Samsung, the most popular smartphone maker in the world, left millions of customers vulnerable to hackers after it let expire a domain that was used to control a stock app installed on older devices, security researchers say.
If you own an older Samsung smartphone, chances are you have a stock app designed to recommend other popular apps named S Suggest installed on it. The company says it discontinued S Suggest in 2014, and it recently let one of the domains used to control the app — ssuggest.com — expire, according to a security researcher who took over the domain.
By letting the domain expire, Samsung effectively gave anyone willing to register it a foothold inside millions of smartphones, and the power to push malicious apps on them, according to João Gouveia, the chief technology officer at Anubis Labs. Gouveia says he took over the domain Monday.
In a call with experts after this story was first published, Samsung disputed the researchers' claims. The company said that although the domain was taken over, control of the domain "does not allow you to install malicious apps, it does not allow you to take control of users' phones."
Gouveia said that in just 24 hours, he saw 620 million "check ins," or connections, from around 2.1 million unique devices. S Suggests has a bunch of permissions, including rebooting the phone remotely and installing apps or packages. "Someone with bad intentions could have grabbed that domain and to nasty things to the phones," Gouveia told.
If a hacker, instead of Gouveia, had taken over the domain, they could've pushed backdoored or malicious apps directly to millions of Samsung cellphones, according to Ben Actis, an independent security researcher who has studied Android. "They fucked up," Actis told, referring to Samsung. "The app can definitely install other apps."
Given that Samsung lost control of the domain, he added, "someone malicious could install whatever they wanted." Since the domain is now under the control of Gouveia, Samsung customers with S Suggest on their phones have nothing to worry about (although their phones are likely running old and vulnerable versions of Android). Also, Gouveia told Motherboard that he's willing to give the domain back.

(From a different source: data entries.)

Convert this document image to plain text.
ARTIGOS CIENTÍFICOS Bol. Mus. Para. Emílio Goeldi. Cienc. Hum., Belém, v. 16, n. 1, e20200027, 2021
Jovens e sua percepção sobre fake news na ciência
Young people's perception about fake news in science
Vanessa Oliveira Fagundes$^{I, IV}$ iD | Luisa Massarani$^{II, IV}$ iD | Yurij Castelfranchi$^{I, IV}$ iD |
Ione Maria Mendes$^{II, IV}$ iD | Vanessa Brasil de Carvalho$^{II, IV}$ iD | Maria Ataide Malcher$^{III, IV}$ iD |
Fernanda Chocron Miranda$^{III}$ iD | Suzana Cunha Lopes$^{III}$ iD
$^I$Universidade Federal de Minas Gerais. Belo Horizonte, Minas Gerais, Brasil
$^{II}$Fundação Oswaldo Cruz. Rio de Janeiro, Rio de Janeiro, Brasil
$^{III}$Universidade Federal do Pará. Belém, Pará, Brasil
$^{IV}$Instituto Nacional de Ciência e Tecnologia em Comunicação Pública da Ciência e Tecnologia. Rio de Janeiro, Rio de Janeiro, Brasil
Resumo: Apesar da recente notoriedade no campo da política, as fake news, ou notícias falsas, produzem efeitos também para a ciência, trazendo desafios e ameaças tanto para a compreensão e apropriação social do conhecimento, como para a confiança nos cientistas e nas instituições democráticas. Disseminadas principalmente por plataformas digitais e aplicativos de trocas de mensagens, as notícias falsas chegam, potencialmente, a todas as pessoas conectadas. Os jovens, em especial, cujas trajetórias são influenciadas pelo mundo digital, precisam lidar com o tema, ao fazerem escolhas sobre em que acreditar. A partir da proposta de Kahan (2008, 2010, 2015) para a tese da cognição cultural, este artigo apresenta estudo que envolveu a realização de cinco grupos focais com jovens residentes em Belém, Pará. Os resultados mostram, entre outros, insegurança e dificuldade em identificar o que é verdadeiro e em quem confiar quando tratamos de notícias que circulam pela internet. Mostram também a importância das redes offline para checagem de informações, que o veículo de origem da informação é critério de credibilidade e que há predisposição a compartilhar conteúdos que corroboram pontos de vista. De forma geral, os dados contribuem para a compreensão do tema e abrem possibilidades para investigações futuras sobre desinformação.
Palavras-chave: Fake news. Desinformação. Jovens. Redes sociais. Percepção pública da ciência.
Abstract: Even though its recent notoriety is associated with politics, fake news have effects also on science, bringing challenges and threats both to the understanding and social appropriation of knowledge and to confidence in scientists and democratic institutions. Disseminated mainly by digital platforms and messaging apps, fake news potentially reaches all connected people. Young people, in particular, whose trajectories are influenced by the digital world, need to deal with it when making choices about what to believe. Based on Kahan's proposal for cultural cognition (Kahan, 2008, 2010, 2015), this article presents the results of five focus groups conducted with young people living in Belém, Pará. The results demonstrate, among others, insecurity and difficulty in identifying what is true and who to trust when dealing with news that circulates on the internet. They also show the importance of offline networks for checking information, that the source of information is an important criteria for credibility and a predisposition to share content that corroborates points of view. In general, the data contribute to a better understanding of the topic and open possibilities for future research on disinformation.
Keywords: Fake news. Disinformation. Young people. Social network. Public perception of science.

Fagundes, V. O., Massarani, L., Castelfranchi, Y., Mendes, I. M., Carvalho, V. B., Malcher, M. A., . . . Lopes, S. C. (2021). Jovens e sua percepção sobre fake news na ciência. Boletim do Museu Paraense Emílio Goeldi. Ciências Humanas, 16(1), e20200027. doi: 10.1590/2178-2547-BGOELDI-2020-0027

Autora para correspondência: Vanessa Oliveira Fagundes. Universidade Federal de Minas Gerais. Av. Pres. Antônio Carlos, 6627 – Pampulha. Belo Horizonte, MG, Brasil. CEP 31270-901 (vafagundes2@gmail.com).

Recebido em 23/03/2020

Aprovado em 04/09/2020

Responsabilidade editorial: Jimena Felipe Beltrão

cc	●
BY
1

"Hopefully they won't lose it again ;)," he said. But this could've been much, much worse. And it's unclear why Samsung even ran the risk of hackers running their discontinued services that are still working for millions of users. For the company, this is yet another security embarrassment just a few weeks after a researcher revealed that Samsung's new mobile operating system, which is called Tizen, was so full of bugs that he defined it "the worst code I've ever seen."